The some "Evaluation Metric" for seen classes and novel classes.

Question

The some "Evaluation Metric" for seen classes and novel classes.

jingzhengli opened this issue 2 years ago · comments

Hi, thanks for sharing the great work!
I found that the same Evaluation Metric, i.e., the Hungarian algorithm, is used for seen classes and novel classes. In fact, I think that the standard "classification accuracy" should be used for seen classes, to avoid the mis-matching issue on seen classes.

Bingchen Zhao · Answer 1 · Tue Jul 26 2022 21:33:43 GMT+0800 (China Standard Time)

I think the use of the Hungarian algorithm here is because the method does not have a parametric classifier for both seen and novel classes, so the standard 'classification accuracy' is not applicable for both seen and novel classes.

Jingzheng Li · Answer 2 · Tue Jul 26 2022 22:15:46 GMT+0800 (China Standard Time)

I think the use of the Hungarian algorithm here is because the method does not have a parametric classifier for both seen and novel classes, so the standard 'classification accuracy' is not applicable for both seen and novel classes.

Thanks for your reply. I agree with you in this case.
I provide a way to measure the performance of a seen category using standard classification accuracy, similar to a prototype network: maybe we can directly calculate the classification accuracy of unlabelled instances within the cluster to which the labeled seen category belongs.

Jingzheng Li · Answer 3 · Tue Jul 26 2022 22:23:34 GMT+0800 (China Standard Time)

I think the use of the Hungarian algorithm here is because the method does not have a parametric classifier for both seen and novel classes, so the standard 'classification accuracy' is not applicable for both seen and novel classes.

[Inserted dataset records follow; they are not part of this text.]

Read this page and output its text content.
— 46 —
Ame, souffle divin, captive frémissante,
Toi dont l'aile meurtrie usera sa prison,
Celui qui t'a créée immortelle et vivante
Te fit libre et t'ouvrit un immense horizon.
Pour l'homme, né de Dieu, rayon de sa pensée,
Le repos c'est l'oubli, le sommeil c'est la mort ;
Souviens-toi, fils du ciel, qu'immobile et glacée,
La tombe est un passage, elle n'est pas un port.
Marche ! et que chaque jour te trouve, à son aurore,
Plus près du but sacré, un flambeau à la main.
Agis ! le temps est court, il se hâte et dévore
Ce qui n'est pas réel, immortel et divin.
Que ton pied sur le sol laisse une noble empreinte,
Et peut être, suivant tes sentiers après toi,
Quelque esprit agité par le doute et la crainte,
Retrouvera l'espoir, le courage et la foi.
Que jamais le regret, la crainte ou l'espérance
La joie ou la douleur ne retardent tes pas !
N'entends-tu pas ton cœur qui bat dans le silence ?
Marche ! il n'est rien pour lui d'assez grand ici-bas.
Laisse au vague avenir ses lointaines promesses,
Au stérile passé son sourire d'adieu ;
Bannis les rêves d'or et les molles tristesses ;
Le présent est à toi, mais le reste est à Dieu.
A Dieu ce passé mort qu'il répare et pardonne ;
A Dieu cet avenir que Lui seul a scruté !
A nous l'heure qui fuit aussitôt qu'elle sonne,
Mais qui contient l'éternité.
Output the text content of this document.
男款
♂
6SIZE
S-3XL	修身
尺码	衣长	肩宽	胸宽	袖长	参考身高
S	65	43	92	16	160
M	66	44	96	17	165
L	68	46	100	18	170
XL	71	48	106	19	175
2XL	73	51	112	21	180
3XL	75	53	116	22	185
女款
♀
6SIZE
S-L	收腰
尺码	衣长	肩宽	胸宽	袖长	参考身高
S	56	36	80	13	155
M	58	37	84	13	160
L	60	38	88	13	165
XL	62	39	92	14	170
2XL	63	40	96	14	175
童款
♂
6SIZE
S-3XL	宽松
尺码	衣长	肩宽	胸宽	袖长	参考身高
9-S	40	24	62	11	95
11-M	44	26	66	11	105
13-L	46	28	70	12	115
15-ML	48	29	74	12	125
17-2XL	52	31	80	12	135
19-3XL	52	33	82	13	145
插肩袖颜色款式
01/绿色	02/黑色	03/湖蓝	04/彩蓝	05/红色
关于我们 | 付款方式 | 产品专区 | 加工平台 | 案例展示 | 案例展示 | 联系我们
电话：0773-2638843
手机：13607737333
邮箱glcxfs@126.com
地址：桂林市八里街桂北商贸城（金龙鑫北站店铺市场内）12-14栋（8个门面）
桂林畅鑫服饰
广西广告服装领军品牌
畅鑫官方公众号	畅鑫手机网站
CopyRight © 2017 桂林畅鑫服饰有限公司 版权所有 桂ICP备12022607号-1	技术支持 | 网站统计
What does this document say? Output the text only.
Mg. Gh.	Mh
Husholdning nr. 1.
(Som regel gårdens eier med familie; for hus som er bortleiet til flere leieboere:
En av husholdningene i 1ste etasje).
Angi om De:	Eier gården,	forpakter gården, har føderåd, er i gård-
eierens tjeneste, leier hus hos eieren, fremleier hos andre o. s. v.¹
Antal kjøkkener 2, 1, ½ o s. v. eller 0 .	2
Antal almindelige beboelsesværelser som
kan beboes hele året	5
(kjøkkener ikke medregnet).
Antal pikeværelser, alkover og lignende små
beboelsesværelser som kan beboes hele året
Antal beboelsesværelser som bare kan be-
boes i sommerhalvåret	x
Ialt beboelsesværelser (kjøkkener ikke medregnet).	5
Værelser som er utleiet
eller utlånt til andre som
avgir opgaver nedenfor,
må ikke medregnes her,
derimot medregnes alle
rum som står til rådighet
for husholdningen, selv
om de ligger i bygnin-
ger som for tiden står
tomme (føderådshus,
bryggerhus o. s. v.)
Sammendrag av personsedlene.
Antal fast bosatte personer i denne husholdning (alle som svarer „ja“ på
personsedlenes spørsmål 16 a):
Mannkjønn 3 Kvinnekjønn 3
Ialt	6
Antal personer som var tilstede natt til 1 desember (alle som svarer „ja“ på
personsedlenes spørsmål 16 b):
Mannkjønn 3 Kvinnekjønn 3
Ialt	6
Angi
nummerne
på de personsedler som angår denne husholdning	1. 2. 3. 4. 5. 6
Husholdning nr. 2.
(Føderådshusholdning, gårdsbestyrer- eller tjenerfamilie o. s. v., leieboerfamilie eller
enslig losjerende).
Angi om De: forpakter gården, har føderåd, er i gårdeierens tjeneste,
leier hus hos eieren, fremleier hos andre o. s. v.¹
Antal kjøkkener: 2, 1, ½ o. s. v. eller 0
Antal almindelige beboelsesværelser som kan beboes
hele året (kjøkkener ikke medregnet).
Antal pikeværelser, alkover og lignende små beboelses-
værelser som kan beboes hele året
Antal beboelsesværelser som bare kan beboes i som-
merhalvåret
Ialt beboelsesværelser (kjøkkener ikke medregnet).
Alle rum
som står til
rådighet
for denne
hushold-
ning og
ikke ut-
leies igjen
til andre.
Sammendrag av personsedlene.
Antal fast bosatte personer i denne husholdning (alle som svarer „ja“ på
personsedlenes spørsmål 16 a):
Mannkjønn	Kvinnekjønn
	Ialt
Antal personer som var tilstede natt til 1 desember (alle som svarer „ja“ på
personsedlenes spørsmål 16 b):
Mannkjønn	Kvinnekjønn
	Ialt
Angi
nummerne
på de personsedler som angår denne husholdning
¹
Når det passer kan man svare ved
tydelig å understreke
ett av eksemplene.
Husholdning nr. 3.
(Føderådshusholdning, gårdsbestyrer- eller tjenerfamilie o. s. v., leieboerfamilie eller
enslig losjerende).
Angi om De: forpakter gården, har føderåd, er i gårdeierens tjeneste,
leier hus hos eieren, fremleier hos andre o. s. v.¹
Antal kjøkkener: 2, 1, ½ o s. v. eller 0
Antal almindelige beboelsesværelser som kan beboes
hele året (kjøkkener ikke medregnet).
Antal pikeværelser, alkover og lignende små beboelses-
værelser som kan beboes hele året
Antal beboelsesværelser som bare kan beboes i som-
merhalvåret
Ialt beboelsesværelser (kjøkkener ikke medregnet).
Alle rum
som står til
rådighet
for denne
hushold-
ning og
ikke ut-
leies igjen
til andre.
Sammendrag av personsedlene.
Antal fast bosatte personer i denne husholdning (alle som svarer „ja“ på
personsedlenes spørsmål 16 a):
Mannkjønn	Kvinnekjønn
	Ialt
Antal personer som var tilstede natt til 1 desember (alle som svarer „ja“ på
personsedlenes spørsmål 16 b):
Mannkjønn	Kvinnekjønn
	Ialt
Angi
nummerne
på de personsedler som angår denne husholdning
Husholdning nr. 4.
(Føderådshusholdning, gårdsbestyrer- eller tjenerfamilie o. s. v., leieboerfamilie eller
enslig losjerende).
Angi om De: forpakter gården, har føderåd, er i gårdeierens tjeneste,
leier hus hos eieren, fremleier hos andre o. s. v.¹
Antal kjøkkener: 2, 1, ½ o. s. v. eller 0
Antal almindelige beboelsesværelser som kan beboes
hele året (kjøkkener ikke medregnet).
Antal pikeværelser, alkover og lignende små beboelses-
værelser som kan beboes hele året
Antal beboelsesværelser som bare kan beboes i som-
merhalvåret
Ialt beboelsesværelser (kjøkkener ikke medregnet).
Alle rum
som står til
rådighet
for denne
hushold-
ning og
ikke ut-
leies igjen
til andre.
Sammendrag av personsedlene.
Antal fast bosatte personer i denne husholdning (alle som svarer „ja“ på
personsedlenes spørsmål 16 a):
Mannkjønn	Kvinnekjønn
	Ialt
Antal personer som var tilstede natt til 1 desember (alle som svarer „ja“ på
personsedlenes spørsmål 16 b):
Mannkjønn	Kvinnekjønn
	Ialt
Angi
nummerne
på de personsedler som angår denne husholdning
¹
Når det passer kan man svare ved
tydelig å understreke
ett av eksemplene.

If seen class uses Hungarian algorithm as metric, we cannot compare it with other baselines based on standard 'classification accuracy'.(not fair)

sgvaze · Answer 4 · Tue Aug 09 2022 22:25:43 GMT+0800 (China Standard Time)

Hi both, apologies for the delay in pitching in on this!

It is indeed an interesting point. 'Classification Accuracy' could be seen as 'Old ACC' if we do not perform the Hungarian Assignment over these classes and instead force the ground truth 'cluster_index --> class_index' mapping for the classes for which we have labels. In this way, Classification Accuracy is an upper bound to Old ACC (though note that assuming the GT mappings for the Old classes necessarily reduces ACC on the New categories).

We considered this discrepancy, but for now decided to do the Hungarian algorithm over ALL categories, as it allows for a 1-1 comparison with the fully unsupervised methods such as k-means clustering. In future works we may explore other options!

Jingzheng Li · Answer 5 · Wed Aug 10 2022 18:08:36 GMT+0800 (China Standard Time)

Hi both, apologies for the delay in pitching in on this!

It is indeed an interesting point. 'Classification Accuracy' could be seen as 'Old ACC' if we do not perform the Hungarian Assignment over these classes and instead force the ground truth 'cluster_index --> class_index' mapping for the classes for which we have labels. In this way, Classification Accuracy is an upper bound to Old ACC (though note that assuming the GT mappings for the Old classes necessarily reduces ACC on the New categories).

We considered this discrepancy, but for now decided to do the Hungarian algorithm over ALL categories, as it allows for a 1-1 comparison with the fully unsupervised methods such as k-means clustering. In future works we may explore other options!

Thank you very much for your reply

Jingzheng Li · Answer 6 · Thu Aug 11 2022 23:47:37 GMT+0800 (China Standard Time)

Hi both, apologies for the delay in pitching in on this!

It is indeed an interesting point. 'Classification Accuracy' could be seen as 'Old ACC' if we do not perform the Hungarian Assignment over these classes and instead force the ground truth 'cluster_index --> class_index' mapping for the classes for which we have labels. In this way, Classification Accuracy is an upper bound to Old ACC (though note that assuming the GT mappings for the Old classes necessarily reduces ACC on the New categories).

We considered this discrepancy, but for now decided to do the Hungarian algorithm over ALL categories, as it allows for a 1-1 comparison with the fully unsupervised methods such as k-means clustering. In future works we may explore other options!

Hi, Using clustering to obtain pseudo-labels in "Contrastive adaptation network for unsupervised domain adaptation'' solved this problem.